Jill Kantrowitz Kunkel 

Wednesday, February 5, 2014

Noticing The Good, Doing The Good.

A child takes her lunch box from her backpack and brings it to the kitchen.  How can this  be a sacred act?  This question came up in the Parenting Through a Jewish Lens class that I am leading at Shir Tikvah in Winchester.   Why is it sacred you may ask? Isn't it just common courtesy to help out by bringing the lunchbox in, rather than requiring the parent to hunt for it?  This past week we read Jewish texts about having responsibility for others.  One of the texts struck us deeply. Abraham Joshua Heschel said that 'No one is lonely when doing a mitzvah, for a mitzvah is where God and man meet....Such meeting, such presence, we experience in deeds.'  (God in Search of Man)

One of the highest goals for our children is for them to know that when they do things that help others, when they take responsibility to help others, they make real connections with other people, and with a sense of the Divine.   It is the way we meet the soul of another, and the way we reveal the best of ourselves.  It is one way we feel most human in the best sense of the word.  When we help another, connect with another, we meet God, and ourselves.   In another text we read during this session, Emmanuel Levinas took the idea of helping and connecting to others a step further. He suggested that we want to inculcate into our children the automatic desire to make those connections with others.  'To be a decent human being means that I should have an immediate and overwhelming sense of obligation for the other....' According to Levinas, we want our children to know the value of helping another so deeply that their first instinct will be to reach out. 

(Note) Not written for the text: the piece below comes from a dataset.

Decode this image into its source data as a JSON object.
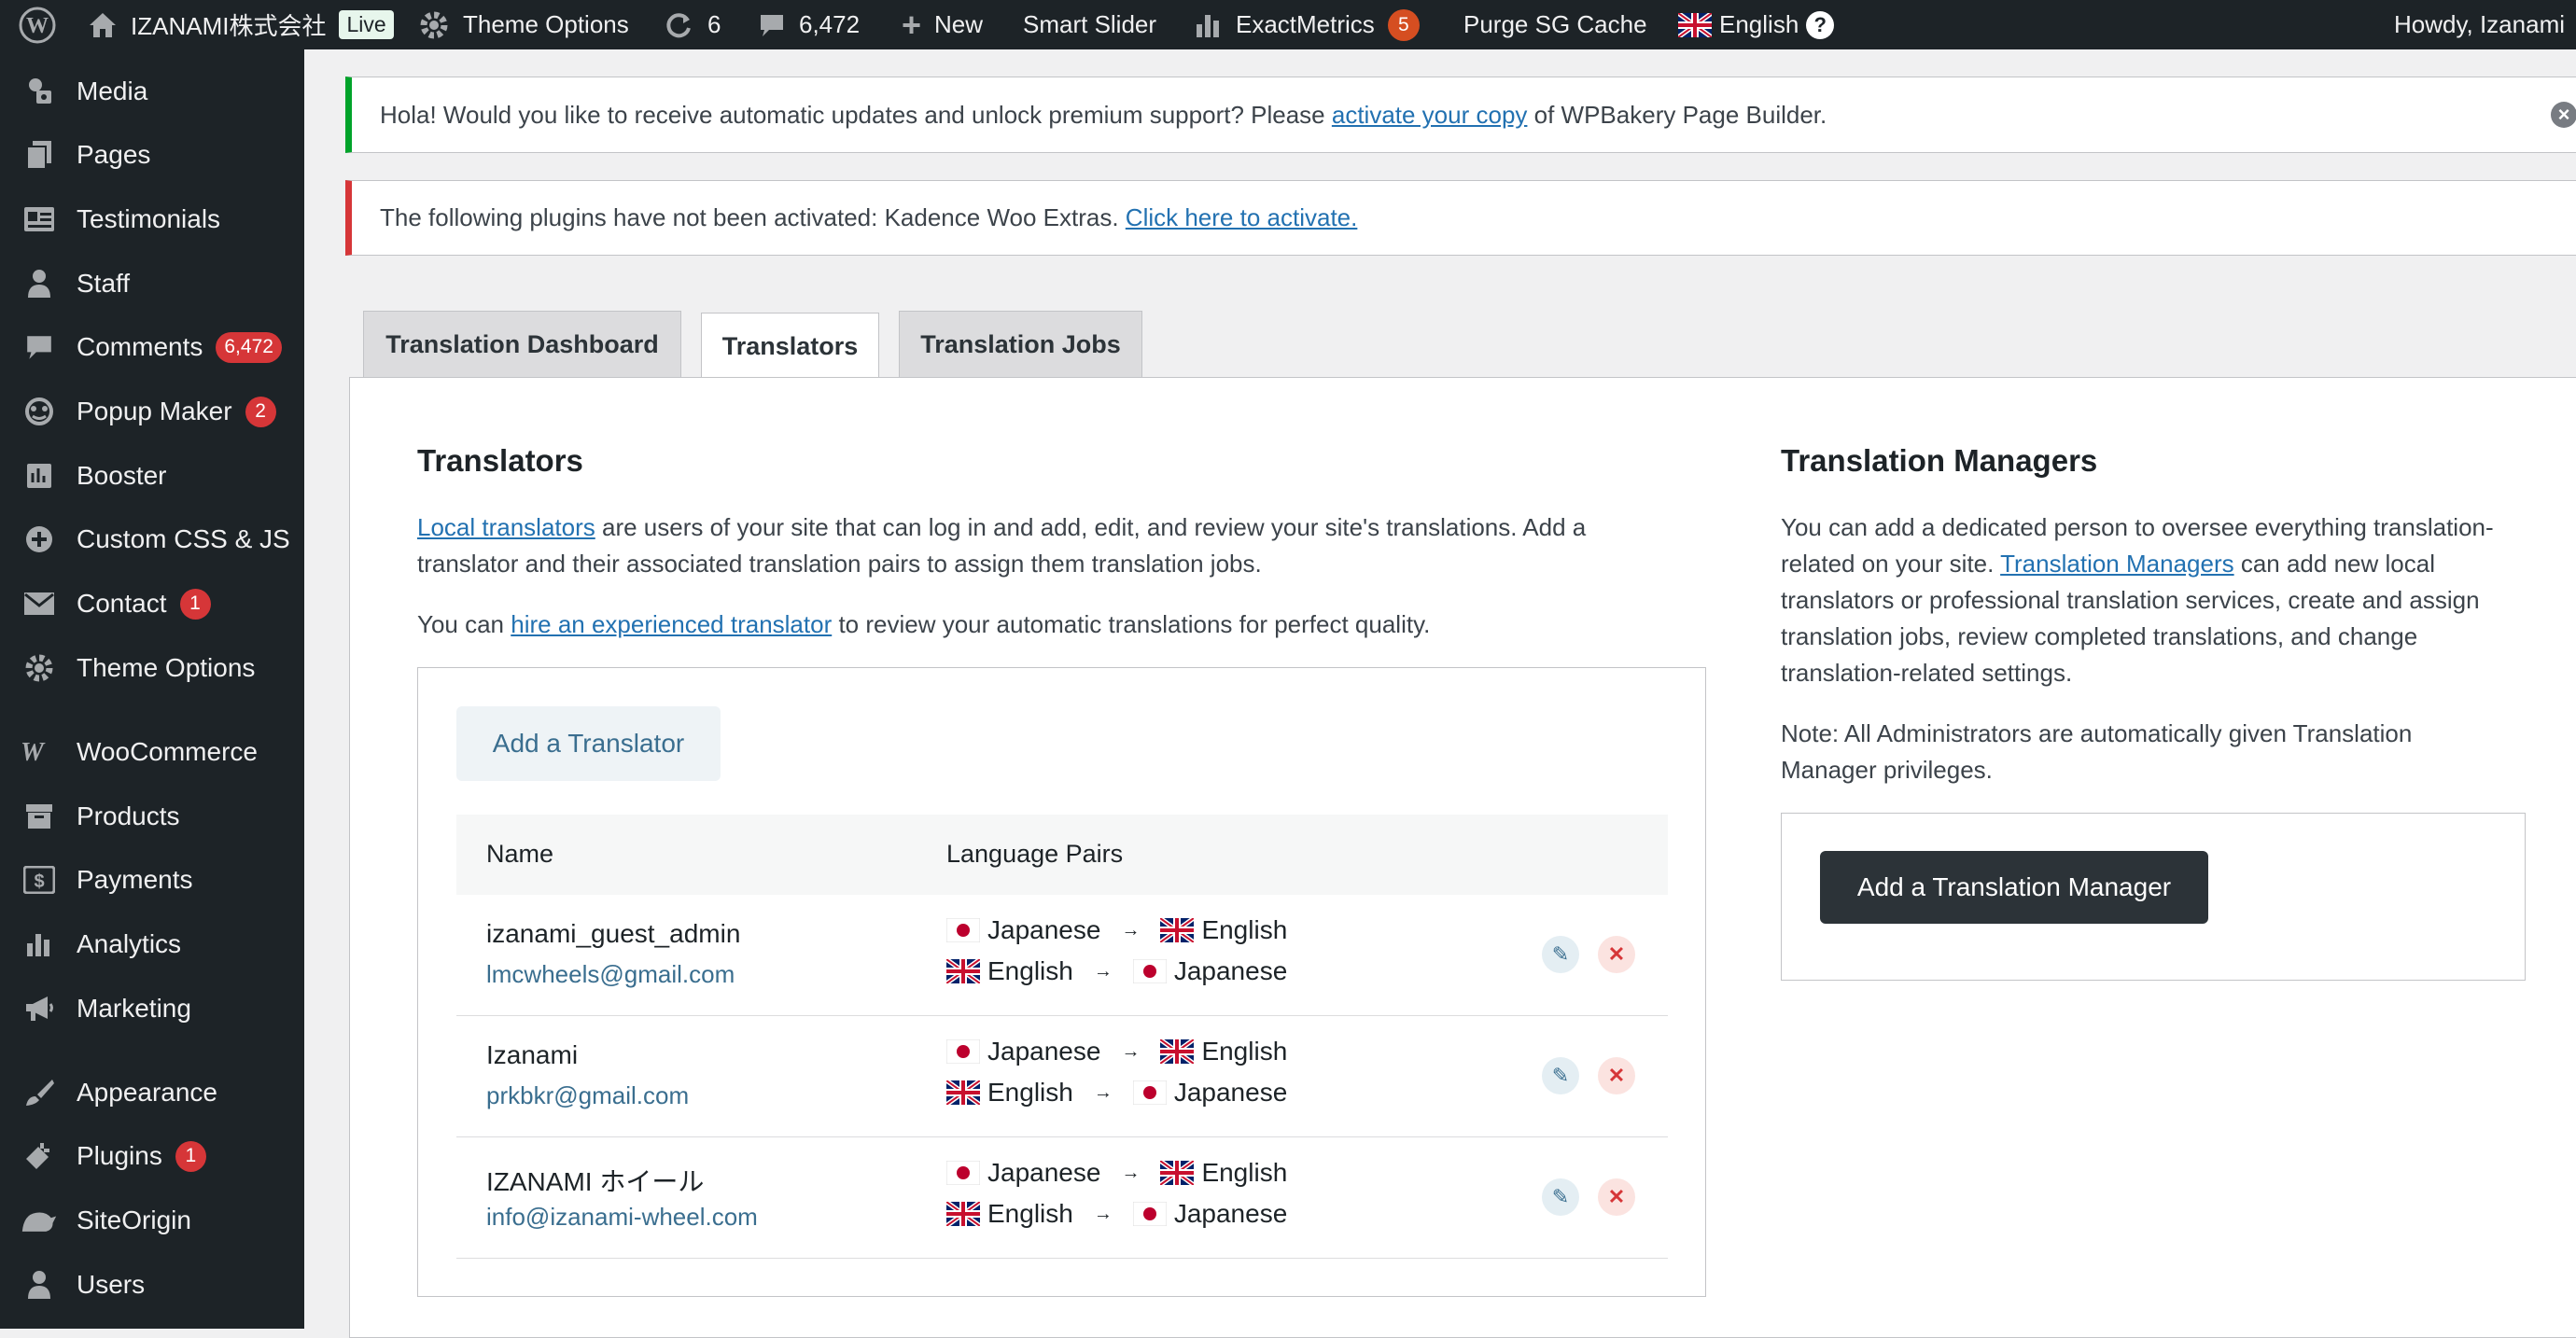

Neuroscience has discovered that we can change our brain patterns, and create new physical 'grooves' in the brain by behaving in certain ways.  Changed behaviour results in changed thinking. Therefore in our class we discussed a 'take home' assignment that I am trying in my own home. At the end of every day I am asking everyone in the family to recall kindnesses they did for others during the day.  My hope: the more we all notice the kindnesses done by us or to us, the more conscious we will be of the good feelings such actions engender and the more kindnesses we will do.  In effect, I am hoping that by noticing the good, we will all do more of it, and helping others will become more and more natural and instinctive.  

Watch this space to see if it works!